Does anyone else experience this issue?

Hi @joris !

I have not seen this kind of issue.

Have it persisted or eventually cleared the queue?

Hi @DudaNogueira,

My guess is that it’s probably more an issue with retrieving the queue size, than an issue with the actual queue itself.
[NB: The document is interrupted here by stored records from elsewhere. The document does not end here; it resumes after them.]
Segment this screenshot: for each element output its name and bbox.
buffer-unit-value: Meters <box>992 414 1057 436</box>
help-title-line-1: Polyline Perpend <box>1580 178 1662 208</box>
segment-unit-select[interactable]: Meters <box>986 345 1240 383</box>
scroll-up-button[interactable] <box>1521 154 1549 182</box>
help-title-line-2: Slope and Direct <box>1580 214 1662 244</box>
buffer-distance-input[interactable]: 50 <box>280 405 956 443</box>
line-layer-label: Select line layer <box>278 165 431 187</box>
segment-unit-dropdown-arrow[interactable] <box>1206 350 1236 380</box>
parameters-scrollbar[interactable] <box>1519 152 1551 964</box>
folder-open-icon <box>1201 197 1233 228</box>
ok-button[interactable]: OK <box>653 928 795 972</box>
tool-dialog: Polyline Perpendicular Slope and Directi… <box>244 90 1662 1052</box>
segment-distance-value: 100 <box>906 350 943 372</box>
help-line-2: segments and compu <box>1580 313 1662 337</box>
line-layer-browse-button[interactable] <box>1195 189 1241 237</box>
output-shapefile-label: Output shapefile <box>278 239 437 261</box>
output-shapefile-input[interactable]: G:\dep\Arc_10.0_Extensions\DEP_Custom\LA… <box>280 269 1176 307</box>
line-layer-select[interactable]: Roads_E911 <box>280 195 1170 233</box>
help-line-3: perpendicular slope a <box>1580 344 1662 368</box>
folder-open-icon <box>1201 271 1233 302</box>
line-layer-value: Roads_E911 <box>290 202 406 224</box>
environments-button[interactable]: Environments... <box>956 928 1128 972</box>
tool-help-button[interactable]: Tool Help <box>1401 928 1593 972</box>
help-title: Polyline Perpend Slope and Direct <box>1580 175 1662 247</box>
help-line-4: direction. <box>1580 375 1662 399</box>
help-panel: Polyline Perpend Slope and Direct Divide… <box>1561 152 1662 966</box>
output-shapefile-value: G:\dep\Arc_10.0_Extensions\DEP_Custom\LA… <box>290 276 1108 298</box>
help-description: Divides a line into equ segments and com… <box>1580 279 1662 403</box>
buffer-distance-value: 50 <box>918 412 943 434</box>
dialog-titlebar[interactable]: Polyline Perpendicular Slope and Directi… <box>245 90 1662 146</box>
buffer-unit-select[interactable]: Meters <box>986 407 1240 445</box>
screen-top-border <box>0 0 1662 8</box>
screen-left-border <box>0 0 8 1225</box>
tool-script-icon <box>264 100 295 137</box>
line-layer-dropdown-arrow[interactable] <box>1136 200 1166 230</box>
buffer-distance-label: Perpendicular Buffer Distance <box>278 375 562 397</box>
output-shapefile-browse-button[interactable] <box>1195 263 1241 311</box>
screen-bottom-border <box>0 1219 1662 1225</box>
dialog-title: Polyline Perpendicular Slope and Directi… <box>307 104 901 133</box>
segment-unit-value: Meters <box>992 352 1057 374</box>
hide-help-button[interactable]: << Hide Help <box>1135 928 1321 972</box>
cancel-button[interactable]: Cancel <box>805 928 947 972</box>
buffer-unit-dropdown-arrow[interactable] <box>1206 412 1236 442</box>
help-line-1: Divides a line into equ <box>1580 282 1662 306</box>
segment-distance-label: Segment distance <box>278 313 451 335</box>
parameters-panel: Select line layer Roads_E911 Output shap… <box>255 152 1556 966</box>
We use the RESTful API nodes/[schema] endpoint to check the queue size of all shards (vectorQueueLength). The value of this property doesn’t change after a while. But, when we restart Weaviate, the queue size seems to be instantly reduced to zero. So, it looks like the endpoint returning a queue size that isn’t the actual size.

Maybe it has something to do with caching?